The results of this study indicate that the integrity of the CST in subacute stroke patients plays an important role in motor function of the affected-side lower limb and walking ability. These findings suggest that evaluating CST integrity using DTI may allow for more appropriate assessment of walking ability and its impacts on activities of daily living. Future longitudinal studies are expected to enable the evaluation of long-term changes in motor function and walking ability associated with CST integrity. As this was a preliminary study, further research with a larger sample size is warranted to validate and further explore these findings.
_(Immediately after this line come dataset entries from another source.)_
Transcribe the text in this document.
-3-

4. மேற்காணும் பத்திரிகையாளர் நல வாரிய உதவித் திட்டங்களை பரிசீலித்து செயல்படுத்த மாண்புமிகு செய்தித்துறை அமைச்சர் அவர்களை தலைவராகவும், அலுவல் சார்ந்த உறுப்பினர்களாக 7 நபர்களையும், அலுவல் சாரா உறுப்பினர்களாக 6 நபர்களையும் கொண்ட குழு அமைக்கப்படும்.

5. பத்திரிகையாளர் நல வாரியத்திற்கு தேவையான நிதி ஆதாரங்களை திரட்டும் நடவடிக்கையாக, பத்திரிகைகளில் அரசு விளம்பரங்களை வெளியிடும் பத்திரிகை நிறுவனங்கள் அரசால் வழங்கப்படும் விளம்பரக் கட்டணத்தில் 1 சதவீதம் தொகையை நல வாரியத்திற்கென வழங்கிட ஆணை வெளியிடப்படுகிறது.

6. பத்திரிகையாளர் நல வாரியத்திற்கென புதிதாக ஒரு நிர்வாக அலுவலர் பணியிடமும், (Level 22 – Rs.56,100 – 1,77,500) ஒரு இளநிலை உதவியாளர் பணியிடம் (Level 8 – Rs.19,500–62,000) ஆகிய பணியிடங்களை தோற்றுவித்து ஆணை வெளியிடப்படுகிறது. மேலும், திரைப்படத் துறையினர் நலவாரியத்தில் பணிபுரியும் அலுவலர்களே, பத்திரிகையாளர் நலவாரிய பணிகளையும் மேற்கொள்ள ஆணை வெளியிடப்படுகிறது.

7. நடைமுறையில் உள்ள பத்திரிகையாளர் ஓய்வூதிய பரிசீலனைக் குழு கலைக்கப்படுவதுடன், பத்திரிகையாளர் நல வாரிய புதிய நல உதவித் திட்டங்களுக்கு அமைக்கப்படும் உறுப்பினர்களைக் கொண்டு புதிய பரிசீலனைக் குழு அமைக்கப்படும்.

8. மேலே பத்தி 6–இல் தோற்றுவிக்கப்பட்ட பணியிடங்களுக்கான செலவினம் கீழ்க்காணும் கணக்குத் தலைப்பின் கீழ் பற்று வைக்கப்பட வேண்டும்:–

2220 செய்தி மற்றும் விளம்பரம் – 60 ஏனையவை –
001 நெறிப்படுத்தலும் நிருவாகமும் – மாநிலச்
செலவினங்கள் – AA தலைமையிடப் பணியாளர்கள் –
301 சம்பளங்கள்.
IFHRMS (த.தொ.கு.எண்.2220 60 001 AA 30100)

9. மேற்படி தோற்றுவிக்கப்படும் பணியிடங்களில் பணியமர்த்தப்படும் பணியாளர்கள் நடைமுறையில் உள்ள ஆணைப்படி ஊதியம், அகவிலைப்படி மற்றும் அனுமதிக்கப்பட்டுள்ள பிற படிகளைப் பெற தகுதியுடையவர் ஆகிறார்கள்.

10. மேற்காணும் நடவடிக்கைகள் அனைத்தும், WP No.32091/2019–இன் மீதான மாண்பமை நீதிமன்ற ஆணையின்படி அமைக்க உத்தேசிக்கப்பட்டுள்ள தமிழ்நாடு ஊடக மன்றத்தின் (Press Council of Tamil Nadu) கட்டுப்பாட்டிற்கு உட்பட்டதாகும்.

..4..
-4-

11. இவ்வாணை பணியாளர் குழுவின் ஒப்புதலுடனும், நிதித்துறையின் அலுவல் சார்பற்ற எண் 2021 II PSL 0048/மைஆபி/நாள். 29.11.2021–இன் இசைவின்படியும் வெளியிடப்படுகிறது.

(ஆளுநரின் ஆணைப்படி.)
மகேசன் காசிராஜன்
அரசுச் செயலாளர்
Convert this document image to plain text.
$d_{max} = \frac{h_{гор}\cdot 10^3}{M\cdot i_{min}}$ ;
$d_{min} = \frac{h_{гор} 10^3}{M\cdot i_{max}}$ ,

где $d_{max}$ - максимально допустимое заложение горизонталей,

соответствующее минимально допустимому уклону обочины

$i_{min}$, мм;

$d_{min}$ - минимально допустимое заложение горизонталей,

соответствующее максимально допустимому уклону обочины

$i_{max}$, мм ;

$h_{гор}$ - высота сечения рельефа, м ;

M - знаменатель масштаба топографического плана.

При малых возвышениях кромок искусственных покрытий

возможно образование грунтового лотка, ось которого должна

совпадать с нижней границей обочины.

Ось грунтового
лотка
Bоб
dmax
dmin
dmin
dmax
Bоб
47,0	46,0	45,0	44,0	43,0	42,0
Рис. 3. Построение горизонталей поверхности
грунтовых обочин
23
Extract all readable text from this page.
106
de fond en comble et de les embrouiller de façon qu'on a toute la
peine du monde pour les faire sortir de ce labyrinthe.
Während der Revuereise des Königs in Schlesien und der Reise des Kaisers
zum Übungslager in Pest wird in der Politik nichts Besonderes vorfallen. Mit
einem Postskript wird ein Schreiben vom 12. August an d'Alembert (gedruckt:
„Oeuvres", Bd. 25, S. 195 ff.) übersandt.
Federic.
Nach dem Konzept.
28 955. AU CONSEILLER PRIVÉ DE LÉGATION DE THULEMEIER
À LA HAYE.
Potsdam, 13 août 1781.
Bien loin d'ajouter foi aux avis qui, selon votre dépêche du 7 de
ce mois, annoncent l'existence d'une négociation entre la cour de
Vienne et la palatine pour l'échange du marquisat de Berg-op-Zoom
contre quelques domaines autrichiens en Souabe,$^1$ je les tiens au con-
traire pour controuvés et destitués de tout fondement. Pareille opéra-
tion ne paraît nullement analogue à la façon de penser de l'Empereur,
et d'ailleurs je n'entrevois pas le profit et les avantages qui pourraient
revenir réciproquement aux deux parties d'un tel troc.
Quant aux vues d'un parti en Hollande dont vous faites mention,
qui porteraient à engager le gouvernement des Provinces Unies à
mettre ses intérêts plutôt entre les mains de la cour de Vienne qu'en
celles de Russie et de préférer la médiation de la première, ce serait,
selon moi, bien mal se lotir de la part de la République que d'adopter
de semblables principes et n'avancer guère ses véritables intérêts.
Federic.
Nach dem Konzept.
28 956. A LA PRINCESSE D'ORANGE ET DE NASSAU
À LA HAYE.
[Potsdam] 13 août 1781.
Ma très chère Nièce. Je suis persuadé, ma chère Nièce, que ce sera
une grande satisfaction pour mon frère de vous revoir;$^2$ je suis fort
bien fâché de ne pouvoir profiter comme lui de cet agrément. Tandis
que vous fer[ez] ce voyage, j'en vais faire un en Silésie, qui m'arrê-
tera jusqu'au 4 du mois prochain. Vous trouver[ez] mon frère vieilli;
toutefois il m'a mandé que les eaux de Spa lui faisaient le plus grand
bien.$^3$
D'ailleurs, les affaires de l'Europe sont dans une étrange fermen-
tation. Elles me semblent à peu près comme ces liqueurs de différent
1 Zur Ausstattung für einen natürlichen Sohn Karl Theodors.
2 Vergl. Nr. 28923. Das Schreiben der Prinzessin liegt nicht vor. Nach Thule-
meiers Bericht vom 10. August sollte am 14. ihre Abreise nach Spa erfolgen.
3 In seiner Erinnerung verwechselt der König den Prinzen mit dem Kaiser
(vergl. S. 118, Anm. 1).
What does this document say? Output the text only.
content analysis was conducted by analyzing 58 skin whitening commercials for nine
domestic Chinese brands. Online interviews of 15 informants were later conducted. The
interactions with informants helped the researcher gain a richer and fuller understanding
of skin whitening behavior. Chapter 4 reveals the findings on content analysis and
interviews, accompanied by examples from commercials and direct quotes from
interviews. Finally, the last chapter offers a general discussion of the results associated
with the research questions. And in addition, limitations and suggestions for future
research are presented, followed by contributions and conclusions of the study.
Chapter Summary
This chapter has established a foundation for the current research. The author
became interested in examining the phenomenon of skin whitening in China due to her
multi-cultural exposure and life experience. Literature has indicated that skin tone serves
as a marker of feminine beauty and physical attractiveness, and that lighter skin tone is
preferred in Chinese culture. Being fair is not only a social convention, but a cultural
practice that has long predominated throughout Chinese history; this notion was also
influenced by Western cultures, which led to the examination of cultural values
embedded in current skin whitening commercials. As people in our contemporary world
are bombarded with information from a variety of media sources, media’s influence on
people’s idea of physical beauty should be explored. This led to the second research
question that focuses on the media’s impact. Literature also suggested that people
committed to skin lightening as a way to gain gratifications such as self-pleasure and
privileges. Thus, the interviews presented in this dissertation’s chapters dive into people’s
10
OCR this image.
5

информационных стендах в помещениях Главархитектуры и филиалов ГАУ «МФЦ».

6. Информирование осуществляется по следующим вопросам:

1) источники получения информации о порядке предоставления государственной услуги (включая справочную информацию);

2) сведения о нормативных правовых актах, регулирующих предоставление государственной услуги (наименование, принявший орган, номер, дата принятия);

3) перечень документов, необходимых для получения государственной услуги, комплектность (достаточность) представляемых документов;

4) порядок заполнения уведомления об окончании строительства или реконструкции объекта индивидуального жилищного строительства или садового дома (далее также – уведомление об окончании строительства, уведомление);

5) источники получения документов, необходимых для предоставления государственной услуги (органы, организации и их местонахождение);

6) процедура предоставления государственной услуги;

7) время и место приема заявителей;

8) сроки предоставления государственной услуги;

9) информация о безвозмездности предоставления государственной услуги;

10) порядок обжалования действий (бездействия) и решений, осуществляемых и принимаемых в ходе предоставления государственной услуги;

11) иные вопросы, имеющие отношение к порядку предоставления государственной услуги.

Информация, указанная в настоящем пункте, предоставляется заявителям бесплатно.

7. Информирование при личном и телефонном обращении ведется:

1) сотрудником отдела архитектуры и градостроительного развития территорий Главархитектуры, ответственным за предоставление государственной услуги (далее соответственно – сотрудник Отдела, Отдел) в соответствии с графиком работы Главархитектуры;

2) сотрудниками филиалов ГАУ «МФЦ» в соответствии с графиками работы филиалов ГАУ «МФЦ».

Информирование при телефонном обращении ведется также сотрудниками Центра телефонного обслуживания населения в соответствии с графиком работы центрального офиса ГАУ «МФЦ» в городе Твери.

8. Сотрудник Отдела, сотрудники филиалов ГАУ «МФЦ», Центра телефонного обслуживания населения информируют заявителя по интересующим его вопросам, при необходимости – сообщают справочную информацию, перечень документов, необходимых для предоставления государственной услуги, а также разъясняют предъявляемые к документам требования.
In conclusion, CST integrity as assessed by DTI was associated with motor function of the affected-side lower limb and walking ability in subacute stroke patients, and further studies with an appropriate sample size are warranted to confirm and expand these findings.
Funding
This work received no funding.
Conflict of interest
The authors declare no conflicts of interest.
Acknowledgments
We would like to express our sincere gratitude to all members of the Department of Rehabilitation, as well as Umezawa, Saito, and Inoue, for their cooperation in this study. We also thank Takahashi, Nozokido, Iizuka, and all radiological technologists for their substantial support with MRI acquisition.